Now that we have some test clinical data, let’s ingest it. It’s not necessary for you to install Kafka; if you have Docker installed you can run a container that has a Kafka producer as follows. From the list of services grab the external IP for the service called ingestion-kafka-0-external. This will be the address of your Kafka broker. With that, run the following commands:

docker run -it --rm bitnami/kafka:latest kafka-console-producer.bat --broker-list {kafka-external-ip}:9094 --topic ingestion

After running the previous command (the first time you run it, it may take a minute to download the corresponding Docker image), you will get the prompt for the Alvearie Clinical Ingestion Pattern Kafka topic:

Kafka Screen Shot

The prompt accepts a patient per line, so on a different terminal, remove all new lines from one of your synthetic patients using the command below and paste the patient on the Kafka prompt:

tr -d '\r?\n' < patient.json > patient-single-line.json

If you don’t have Docker installed, you can also post the patient using the pattern’s REST API by running the following command:

curl -X POST -d @patient.json http://{nifi-external-ip}:7001/fhirResource

After posting the patient either through Kafka or via HTTP, the patient will eventually be persisted in the FHIR server. From the list of services, grab the external IP for the service called ingestion-fhir. This will be the address of your FHIR server.

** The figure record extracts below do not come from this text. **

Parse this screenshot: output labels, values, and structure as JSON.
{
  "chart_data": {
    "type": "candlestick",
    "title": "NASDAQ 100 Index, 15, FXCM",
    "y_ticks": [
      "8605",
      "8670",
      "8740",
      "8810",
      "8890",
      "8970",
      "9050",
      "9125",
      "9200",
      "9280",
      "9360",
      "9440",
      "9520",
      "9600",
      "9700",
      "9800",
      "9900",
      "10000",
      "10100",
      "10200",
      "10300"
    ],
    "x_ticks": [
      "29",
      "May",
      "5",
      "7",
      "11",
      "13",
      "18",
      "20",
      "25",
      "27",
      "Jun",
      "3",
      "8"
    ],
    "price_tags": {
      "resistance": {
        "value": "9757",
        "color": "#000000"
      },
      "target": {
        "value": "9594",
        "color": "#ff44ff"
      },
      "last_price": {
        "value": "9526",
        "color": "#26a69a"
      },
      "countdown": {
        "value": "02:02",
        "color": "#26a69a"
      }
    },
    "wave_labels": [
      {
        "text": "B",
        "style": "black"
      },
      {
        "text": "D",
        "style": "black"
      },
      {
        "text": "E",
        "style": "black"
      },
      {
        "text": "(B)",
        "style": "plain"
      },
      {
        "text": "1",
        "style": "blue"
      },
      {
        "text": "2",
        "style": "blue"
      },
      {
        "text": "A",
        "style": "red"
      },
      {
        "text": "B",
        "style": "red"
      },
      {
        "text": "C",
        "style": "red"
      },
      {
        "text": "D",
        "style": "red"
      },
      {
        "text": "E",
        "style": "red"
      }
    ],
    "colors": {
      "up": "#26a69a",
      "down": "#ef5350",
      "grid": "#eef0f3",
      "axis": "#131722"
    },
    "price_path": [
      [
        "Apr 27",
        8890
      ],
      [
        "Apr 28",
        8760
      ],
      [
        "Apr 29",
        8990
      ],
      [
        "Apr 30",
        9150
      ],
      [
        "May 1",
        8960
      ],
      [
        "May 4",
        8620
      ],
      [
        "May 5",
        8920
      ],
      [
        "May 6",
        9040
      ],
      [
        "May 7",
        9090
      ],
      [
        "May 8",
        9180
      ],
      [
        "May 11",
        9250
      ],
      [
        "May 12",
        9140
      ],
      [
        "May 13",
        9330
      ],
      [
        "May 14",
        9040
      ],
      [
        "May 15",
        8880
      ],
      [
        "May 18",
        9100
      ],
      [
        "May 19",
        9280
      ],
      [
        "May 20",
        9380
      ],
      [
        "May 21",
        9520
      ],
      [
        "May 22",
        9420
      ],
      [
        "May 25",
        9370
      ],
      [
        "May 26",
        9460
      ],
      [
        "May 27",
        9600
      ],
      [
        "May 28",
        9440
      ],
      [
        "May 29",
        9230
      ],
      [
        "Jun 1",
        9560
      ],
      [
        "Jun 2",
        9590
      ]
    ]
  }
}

You can then query the list of FHIR resources using your browser or an HTTP client. For instance, for querying patients you would do: http://{fhir-external-ip}:80/fhir-server/api/v4/Patient?_format=json (default credentials: fhiruser/integrati0n)

FHIR Screen Shot

Finally, from the list of services grab the external IP for the service called ingestion-grafana. This will be the address of your Grafana server. With it, navigate to http://{grafana-external-ip} (default credentials admin/admin).

Grafana Screen Shot

Conclusion

The Alvearie Clinical Ingestion Pattern is not currently meant to be ready for production use out of the box, it is more of an implementation of a Reference Design, that can evolve into a reference implementation for production use. Still, an effective pattern for efficient clinical data ingestion enables advanced analytics and opens the door to a number of important healthcare use cases, including:

  • Evaluating and improving the quality of care in patient populations
  • Analyzing quality measures against federal regulations and guidelines
  • Accelerating time-to-insight from data that supports clinical decision-making, pharmaceutical research, and more

The Alvearie Clinical Ingestion Pattern is fully open source and it’s built using open source technology, including the corresponding Helm charts needed to put it together and deploy it. Each of the subcomponents that comprise the pattern can be modified using the corresponding Helm deployment properties in order to meet the persistence, availability, scalability and security requirements of a production grade deployment.